Four performative conversations about how digital culture informs our daily lives, about the selfie, the ego and our shrinking tech optimism. The conversations took place against the backdrop of the Swiss mountains and the old village of Tschlin. The faces of Roel and Luna are painted yellow to create an emoji-persona having the conversations. A special construction with a smartphone attached to a helmet was developed by Thomas to film the faces from upfront.

The viewer becomes witness of a conversation where pleasure, assertiveness, validation, fragility and insecurity constantly alternate. Real emotions seep through the yellow painted faces and their authority on the subject matter seems less founded than they thought.

Interested in a screening?
Emoji is alle we have is on display at Nieuwe Instituut until May 2024

Emoji is all we have - Prologue

With a yellow painted face Roel mimics emoji provided by Unicode

'Emoji is all we have' is a short film reflecting on our current state of digital culture.

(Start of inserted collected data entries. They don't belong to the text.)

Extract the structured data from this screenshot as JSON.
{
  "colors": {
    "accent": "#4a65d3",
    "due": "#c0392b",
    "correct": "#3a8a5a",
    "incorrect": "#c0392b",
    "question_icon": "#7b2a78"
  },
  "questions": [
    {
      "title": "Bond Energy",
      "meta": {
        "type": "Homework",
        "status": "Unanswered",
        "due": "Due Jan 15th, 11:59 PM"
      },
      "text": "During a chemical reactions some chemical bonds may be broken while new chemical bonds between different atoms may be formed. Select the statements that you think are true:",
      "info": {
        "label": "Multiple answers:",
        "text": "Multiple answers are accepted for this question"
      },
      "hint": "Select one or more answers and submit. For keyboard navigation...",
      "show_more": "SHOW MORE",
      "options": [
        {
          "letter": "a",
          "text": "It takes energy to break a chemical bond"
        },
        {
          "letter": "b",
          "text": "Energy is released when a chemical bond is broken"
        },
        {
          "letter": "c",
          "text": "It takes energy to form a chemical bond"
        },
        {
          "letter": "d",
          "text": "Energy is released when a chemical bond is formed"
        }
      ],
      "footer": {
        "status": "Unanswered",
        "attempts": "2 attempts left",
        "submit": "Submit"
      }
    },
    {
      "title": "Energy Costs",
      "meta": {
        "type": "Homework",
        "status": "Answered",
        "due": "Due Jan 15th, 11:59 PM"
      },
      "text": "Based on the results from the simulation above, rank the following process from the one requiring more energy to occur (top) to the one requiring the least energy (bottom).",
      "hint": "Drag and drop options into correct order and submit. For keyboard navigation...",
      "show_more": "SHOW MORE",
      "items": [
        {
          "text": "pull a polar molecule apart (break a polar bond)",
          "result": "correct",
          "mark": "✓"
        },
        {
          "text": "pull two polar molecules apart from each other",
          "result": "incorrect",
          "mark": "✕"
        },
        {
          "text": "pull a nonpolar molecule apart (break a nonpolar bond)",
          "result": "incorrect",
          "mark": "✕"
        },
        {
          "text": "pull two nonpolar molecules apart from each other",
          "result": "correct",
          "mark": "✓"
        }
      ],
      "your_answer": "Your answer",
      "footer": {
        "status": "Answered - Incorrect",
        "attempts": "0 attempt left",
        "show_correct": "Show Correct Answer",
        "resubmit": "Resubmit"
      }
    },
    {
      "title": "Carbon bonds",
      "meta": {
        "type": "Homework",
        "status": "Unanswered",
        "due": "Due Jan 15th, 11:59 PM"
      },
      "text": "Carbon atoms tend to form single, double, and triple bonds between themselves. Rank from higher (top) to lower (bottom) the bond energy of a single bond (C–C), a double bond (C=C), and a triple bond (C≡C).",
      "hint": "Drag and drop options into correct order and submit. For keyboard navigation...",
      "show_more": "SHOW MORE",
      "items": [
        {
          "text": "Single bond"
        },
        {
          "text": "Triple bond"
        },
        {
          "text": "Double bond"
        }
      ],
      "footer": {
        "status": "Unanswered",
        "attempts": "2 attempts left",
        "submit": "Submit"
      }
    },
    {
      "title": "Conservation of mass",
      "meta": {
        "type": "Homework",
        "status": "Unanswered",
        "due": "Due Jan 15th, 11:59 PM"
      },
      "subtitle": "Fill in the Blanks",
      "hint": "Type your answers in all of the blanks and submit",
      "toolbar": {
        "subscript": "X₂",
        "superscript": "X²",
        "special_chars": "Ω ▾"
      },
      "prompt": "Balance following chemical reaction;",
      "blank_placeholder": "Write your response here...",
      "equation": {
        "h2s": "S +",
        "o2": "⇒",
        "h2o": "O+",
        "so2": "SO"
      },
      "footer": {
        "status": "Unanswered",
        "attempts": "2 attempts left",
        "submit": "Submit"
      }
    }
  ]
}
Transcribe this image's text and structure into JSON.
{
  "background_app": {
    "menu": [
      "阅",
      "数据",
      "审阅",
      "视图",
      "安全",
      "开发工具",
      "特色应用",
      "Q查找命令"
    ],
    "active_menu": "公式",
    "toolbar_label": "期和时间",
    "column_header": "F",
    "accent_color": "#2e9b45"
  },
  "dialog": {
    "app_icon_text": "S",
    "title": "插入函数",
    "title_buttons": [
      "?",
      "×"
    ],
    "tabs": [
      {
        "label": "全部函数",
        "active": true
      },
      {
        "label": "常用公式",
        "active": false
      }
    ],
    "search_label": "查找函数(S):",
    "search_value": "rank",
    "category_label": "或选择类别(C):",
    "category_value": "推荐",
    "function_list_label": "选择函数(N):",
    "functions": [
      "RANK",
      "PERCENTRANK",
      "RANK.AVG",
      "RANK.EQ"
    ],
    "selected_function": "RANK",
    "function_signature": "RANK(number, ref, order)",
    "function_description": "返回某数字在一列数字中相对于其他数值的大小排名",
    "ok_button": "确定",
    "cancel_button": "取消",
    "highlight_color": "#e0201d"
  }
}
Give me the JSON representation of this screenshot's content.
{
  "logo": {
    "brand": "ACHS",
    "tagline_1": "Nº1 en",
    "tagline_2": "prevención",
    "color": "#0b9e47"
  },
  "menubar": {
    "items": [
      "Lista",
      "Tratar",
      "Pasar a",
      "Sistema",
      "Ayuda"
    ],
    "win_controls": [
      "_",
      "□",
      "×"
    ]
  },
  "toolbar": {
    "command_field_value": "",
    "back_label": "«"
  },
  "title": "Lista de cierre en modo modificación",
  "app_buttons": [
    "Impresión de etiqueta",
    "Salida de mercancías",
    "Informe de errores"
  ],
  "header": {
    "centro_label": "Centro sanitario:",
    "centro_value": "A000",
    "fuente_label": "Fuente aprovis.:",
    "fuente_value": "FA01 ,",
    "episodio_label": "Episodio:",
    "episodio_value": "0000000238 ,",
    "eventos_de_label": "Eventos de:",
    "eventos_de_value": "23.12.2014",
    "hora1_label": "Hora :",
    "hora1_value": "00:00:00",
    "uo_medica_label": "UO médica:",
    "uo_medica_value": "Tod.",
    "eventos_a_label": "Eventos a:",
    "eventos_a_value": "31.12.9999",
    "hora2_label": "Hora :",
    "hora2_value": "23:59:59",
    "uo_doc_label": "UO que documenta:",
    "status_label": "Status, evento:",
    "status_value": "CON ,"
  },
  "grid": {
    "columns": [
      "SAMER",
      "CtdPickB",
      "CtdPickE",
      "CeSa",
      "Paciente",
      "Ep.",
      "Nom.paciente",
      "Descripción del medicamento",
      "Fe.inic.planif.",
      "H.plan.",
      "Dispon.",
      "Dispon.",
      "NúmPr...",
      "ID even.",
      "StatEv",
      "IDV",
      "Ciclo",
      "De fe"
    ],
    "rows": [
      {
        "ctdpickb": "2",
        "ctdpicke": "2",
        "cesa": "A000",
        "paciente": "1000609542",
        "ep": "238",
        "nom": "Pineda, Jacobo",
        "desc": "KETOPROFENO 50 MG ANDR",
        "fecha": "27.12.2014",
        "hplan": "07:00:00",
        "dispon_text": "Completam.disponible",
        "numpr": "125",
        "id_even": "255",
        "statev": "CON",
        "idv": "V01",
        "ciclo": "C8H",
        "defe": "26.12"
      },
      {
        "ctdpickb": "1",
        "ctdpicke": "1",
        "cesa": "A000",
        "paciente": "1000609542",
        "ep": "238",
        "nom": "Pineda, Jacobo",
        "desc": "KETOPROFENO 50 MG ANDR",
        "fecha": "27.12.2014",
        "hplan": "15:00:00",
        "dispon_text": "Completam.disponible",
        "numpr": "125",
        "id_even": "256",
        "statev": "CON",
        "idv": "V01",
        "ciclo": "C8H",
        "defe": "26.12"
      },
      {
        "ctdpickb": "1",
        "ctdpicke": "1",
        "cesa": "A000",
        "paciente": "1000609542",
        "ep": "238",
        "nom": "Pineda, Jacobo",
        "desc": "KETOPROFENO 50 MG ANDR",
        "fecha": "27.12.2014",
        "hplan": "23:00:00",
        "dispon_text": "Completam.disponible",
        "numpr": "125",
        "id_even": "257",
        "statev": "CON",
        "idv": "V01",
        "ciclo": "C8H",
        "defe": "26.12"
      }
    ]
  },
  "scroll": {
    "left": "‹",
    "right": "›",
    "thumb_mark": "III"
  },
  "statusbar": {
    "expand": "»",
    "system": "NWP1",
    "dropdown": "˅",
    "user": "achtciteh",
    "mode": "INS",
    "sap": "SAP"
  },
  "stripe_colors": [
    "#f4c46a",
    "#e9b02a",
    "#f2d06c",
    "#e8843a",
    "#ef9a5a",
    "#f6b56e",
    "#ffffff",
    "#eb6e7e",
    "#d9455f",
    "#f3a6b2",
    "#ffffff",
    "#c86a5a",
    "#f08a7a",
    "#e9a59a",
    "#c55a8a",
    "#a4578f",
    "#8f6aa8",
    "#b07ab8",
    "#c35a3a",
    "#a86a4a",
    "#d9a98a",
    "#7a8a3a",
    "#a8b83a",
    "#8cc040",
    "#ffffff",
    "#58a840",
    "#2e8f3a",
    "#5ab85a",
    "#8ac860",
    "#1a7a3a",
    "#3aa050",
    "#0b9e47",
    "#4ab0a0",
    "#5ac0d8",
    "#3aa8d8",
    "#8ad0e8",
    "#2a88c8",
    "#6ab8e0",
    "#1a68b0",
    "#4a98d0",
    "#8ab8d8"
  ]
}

While technology is intended to help and support our human shortcomings, this film depicts a reversed hierarchy between man and machine. The man adapts to the dictating machine.
It thematises the safe harbour an emoji can be. Emotions are served to us as a binary unicode, stripped from doubt and complex layers. The struggling, imperfect human with its multilayered, subtle, facial expressions are mapped onto perfectly defined, simplified and frictionless icons.

The pandemic has forced many of us to lead an even more digital life. Available technology defines the possibility space and the nature of our communication, now physical contact often is not allowed. We are placing an increasing amount of surfaces, screens and interfaces between ourselves and the ones we are communicating with. Those surfaces are effectively blocking covid, but as a side effect they also affect our emotional sensation.